No que diz respeito à ACN, seu acervo documental e depoimentos de seus integrantes permitem suscitar algumas rotas de entrada. Por ocasião do Segundo Congresso Mundial dos Escritores e Artistas Negros, que se realizaria em Roma, de 28 de março a 2 de abril de 1959, organizado pela Société Africaine de Culture (responsável pela Présence Africaine), a ACN formula carta para jornais, cujos excertos dizem o seguinte:
A "Société Africaine de Culture", ciente da importância da contribuição dada pelo elemento africano à cultura do Brasil, acolheria com imensa satisfação uma representação de nosso país. Por isto, solicitou à Associação Cultural do Negro [...] para que [se] tornasse intérprete de tal desejo, pedindo outrossim divulgar as notícias referentes ao conclave e possivelmente tomar contato com o ambiente cultural do país, assinalando as figuras que dele desejam participar.
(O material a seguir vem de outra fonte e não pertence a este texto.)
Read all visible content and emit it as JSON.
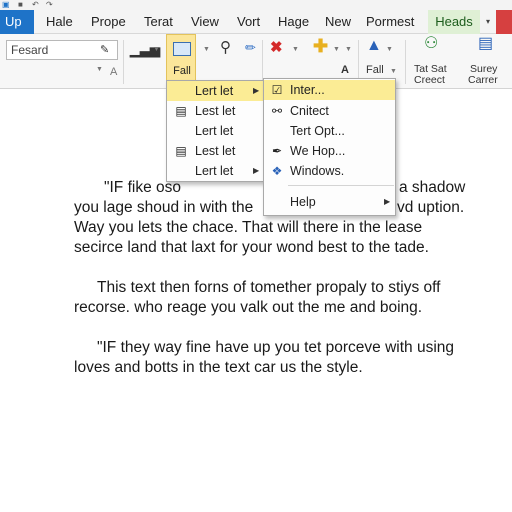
{
  "tabs": [
    "Up",
    "Hale",
    "Prope",
    "Terat",
    "View",
    "Vort",
    "Hage",
    "New",
    "Pormest",
    "Heads"
  ],
  "ribbon": {
    "search_value": "Fesard",
    "fall_label": "Fall",
    "a_label": "A",
    "fall2_label": "Fall",
    "tatsat_line1": "Tat Sat",
    "tatsat_line2": "Creect",
    "surey_line1": "Surey",
    "surey_line2": "Carrer"
  },
  "menu1": {
    "items": [
      "Lert let",
      "Lest let",
      "Lert let",
      "Lest let",
      "Lert let"
    ]
  },
  "menu2": {
    "items": [
      "Inter...",
      "Cnitect",
      "Tert Opt...",
      "We Hop...",
      "Windows.",
      "Help"
    ]
  },
  "document": {
    "para1": [
      "\"IF fike oso",
      "a shadow",
      "you lage shoud in with the",
      "vd uption.",
      "Way you lets the chace. That will there in the lease",
      "secirce land that laxt for your wond best to the tade."
    ],
    "para2": [
      "This text then forns of tomether propaly to stiys off",
      "recorse. who reage you valk out the me and boing."
    ],
    "para3": [
      "\"IF they way fine have up you tet porceve with using",
      "loves and botts in the text car us the style."
    ]
  },
  "colors": {
    "file_tab": "#1e73c8",
    "heads_tab": "#dff0d5",
    "close": "#d64040",
    "highlight": "#fbec95",
    "pressed_button": "#fbe69a"
  }
}
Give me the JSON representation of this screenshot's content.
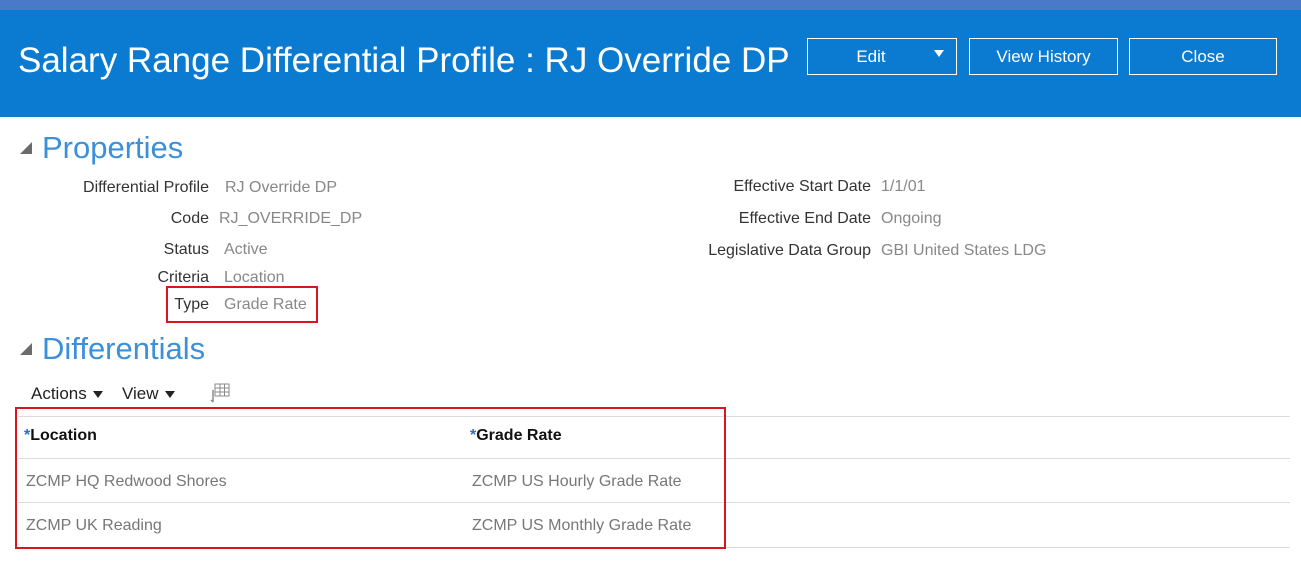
{
  "header": {
    "title": "Salary Range Differential Profile : RJ Override DP",
    "buttons": {
      "edit": "Edit",
      "view_history": "View History",
      "close": "Close"
    }
  },
  "properties": {
    "section_title": "Properties",
    "left": [
      {
        "label": "Differential Profile",
        "value": "RJ Override DP"
      },
      {
        "label": "Code",
        "value": "RJ_OVERRIDE_DP"
      },
      {
        "label": "Status",
        "value": "Active"
      },
      {
        "label": "Criteria",
        "value": "Location"
      },
      {
        "label": "Type",
        "value": "Grade Rate"
      }
    ],
    "right": [
      {
        "label": "Effective Start Date",
        "value": "1/1/01"
      },
      {
        "label": "Effective End Date",
        "value": "Ongoing"
      },
      {
        "label": "Legislative Data Group",
        "value": "GBI United States LDG"
      }
    ]
  },
  "differentials": {
    "section_title": "Differentials",
    "toolbar": {
      "actions": "Actions",
      "view": "View"
    },
    "columns": [
      {
        "required_mark": "*",
        "label": "Location"
      },
      {
        "required_mark": "*",
        "label": "Grade Rate"
      }
    ],
    "rows": [
      [
        "ZCMP HQ Redwood Shores",
        "ZCMP US Hourly Grade Rate"
      ],
      [
        "ZCMP UK Reading",
        "ZCMP US Monthly Grade Rate"
      ]
    ]
  },
  "colors": {
    "header_bg": "#0a7bd1",
    "accent": "#3c8fd9",
    "highlight": "#d9161d"
  }
}
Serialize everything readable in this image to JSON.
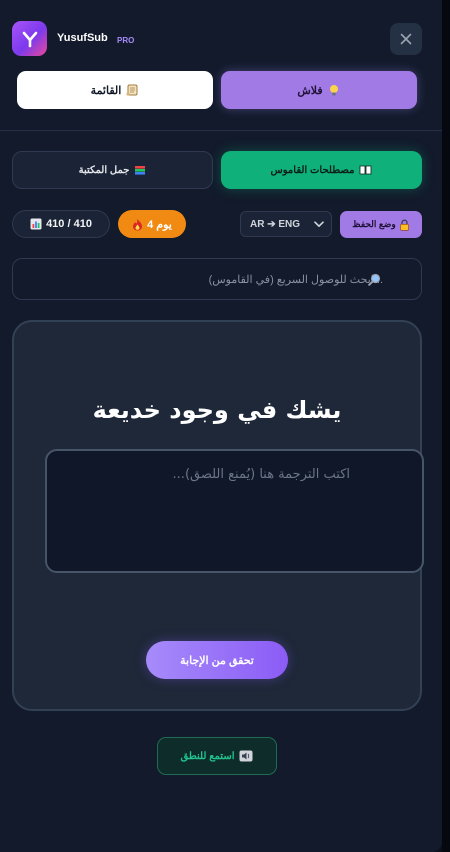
{
  "app": {
    "name": "YusufSub",
    "badge": "PRO",
    "logo_letter": "Y"
  },
  "header": {
    "close_glyph": "✕"
  },
  "modes": {
    "list": {
      "label": "القائمة",
      "icon": "scroll-icon"
    },
    "flash": {
      "label": "فلاش",
      "icon": "lightbulb-icon"
    }
  },
  "tabs": {
    "sentences": {
      "label": "جمل المكتبة",
      "icon": "books-icon"
    },
    "terms": {
      "label": "مصطلحات القاموس",
      "icon": "open-book-icon"
    }
  },
  "stats": {
    "count": "410 / 410",
    "day": "يوم 4",
    "count_icon": "chart-icon",
    "day_icon": "fire-icon"
  },
  "language": {
    "selected": "AR ➔ ENG"
  },
  "memorize": {
    "label": "وضع الحفظ",
    "icon": "lock-icon"
  },
  "search": {
    "placeholder": "ابحث للوصول السريع (في القاموس)...",
    "icon": "magnifier-icon"
  },
  "card": {
    "term": "يشك في وجود خديعة",
    "answer_placeholder": "...اكتب الترجمة هنا (يُمنع اللصق)",
    "check_label": "تحقق من الإجابة"
  },
  "listen": {
    "label": "استمع للنطق",
    "icon": "speaker-icon"
  },
  "colors": {
    "accent_purple": "#a27ae6",
    "accent_green": "#10b07a",
    "streak_orange": "#f08a12",
    "panel": "#121a2b"
  }
}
Solicitamos então aos intelectuais negros e aos estudiosos eventualmente interessados no assunto, o envio de sua adesão, para que a ACN possa transmiti-la à "Société Africaine de Culture", recolhendo outrossim, os pormenores sobre a viagem para conhecimento daqueles que desejam participar do Congresso. [...] A "S.A.C", com a qual a Associação Cultural do Negro deseja estabelecer laços de amizade e de profícua colaboração, sugeriu também a criação no Brasil de uma associação "Amis de Présence Africaine", com membros brancos e negros, objetivando estudar os problemas ligados à cultura afro-brasileira e a divulgação de todas as manifestações relativas a ela [...] A Associação Cultural do Negro, aproveita então esta oportunidade para lançar o seu apelo aos intelectuais brasileiros, negros e brancos, para que seja fundado em São Paulo um centro filiado à "S.A.C" digno de representar no estrangeiro a cultura africana no Brasil. Com este objetivo a A.C.N fará realizar dia 27 de fevereiro próximo, em sua sede social, uma reunião para tratar do assunto, estando desde já convidados todos os interessados [...] Finalmente, o senhor Alioune Diop, Secretário Geral da "Société Africaine de Culture", solicita o apoio e a solidariedade da intelectualidade brasileira, das associações culturais e das entidades que congregam o elemento negro, traduzidos no envio de mensagens por ocasião do congresso28.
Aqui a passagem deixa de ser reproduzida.